Die neue Regelung trat im November 2024 in Kraft und ermöglicht es Personen, ihr eingetragenes Geschlecht einfacher zu ändern. Seither haben in Sachsen-Anhalt 976 Menschen von dieser Möglichkeit Gebrauch gemacht. Der Großteil davon waren Erwachsene, während es bei etwa 40 Fällen um minderjährige Personen ging.
Bei den Minderjährigen, die ihre Eintragung änderten, überwiegt der Wechsel von weiblich zu männlich. Die Landesregierung bestätigte zudem, dass vier Personen nach einer ersten Änderung eine zweite Korrektur vornahmen. Bisher wurde ein einziger Verdachtsfall auf Missbrauch gemeldet.
Der Fachverband der Standesämter zeigt sich positiv gestimmt gegenüber der Reform. Dennoch werden weiterhin mögliche Nachbesserungen diskutiert. Ein Vorschlag sieht vor, dass Personen, die während ihrer Eintragung als männlich eine Straftat begangen haben, eine Wartefrist von fünf Jahren einhalten müssen, bevor sie ihren Eintrag erneut ändern dürfen.

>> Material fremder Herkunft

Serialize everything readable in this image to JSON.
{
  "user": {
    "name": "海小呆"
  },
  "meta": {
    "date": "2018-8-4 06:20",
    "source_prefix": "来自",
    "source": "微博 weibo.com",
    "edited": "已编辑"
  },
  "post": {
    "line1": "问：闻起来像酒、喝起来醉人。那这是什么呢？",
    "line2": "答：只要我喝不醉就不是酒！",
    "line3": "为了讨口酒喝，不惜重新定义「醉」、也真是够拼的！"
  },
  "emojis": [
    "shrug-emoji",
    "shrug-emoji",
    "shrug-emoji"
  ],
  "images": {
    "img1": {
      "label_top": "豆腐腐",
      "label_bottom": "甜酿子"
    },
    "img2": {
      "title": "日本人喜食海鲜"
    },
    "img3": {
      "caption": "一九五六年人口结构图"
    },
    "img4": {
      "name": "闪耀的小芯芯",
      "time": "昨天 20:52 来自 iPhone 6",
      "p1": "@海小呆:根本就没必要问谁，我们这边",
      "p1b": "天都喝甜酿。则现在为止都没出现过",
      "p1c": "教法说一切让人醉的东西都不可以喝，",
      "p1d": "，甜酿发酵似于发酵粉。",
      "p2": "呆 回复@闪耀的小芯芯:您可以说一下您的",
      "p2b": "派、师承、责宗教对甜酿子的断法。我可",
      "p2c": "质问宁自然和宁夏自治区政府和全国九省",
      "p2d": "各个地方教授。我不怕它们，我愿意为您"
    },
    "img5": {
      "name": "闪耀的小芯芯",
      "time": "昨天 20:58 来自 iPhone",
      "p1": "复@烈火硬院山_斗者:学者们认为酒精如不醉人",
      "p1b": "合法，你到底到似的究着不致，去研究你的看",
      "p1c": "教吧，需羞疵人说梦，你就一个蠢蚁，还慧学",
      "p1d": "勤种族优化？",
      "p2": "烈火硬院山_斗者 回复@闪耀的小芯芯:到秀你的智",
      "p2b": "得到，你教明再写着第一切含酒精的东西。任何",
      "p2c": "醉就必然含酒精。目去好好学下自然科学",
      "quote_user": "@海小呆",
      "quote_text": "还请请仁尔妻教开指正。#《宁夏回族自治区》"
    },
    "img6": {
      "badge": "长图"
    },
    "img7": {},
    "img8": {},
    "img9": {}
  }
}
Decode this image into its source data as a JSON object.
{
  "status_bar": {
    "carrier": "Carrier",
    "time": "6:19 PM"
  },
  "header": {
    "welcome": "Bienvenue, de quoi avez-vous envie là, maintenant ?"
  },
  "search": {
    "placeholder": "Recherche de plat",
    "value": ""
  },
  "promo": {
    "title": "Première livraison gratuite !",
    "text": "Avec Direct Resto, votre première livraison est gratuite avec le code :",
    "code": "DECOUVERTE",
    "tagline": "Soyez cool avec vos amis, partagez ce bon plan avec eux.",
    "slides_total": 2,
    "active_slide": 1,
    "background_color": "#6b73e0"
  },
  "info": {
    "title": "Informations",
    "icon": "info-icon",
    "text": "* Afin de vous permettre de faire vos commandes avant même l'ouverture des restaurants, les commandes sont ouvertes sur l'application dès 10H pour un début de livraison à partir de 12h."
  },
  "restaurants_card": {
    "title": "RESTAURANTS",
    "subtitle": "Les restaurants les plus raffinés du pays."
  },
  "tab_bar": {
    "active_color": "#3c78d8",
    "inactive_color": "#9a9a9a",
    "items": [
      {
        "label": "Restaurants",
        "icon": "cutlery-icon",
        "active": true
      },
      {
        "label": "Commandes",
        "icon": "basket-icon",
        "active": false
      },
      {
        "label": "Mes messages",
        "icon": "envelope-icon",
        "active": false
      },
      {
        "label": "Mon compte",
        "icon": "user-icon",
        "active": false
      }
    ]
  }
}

Das Selbstbestimmungsgesetz hat den Prozess der geschlechtlichen Selbstbestimmung in Sachsen-Anhalt deutlich vereinfacht. Bei 976 vorgenommenen Änderungen gab es bisher kaum Missbrauchsfälle, und die Reform wird vor allem von Erwachsenen genutzt. Angesichts neuer Entwicklungen könnten jedoch noch weitere Anpassungen des Gesetzes folgen.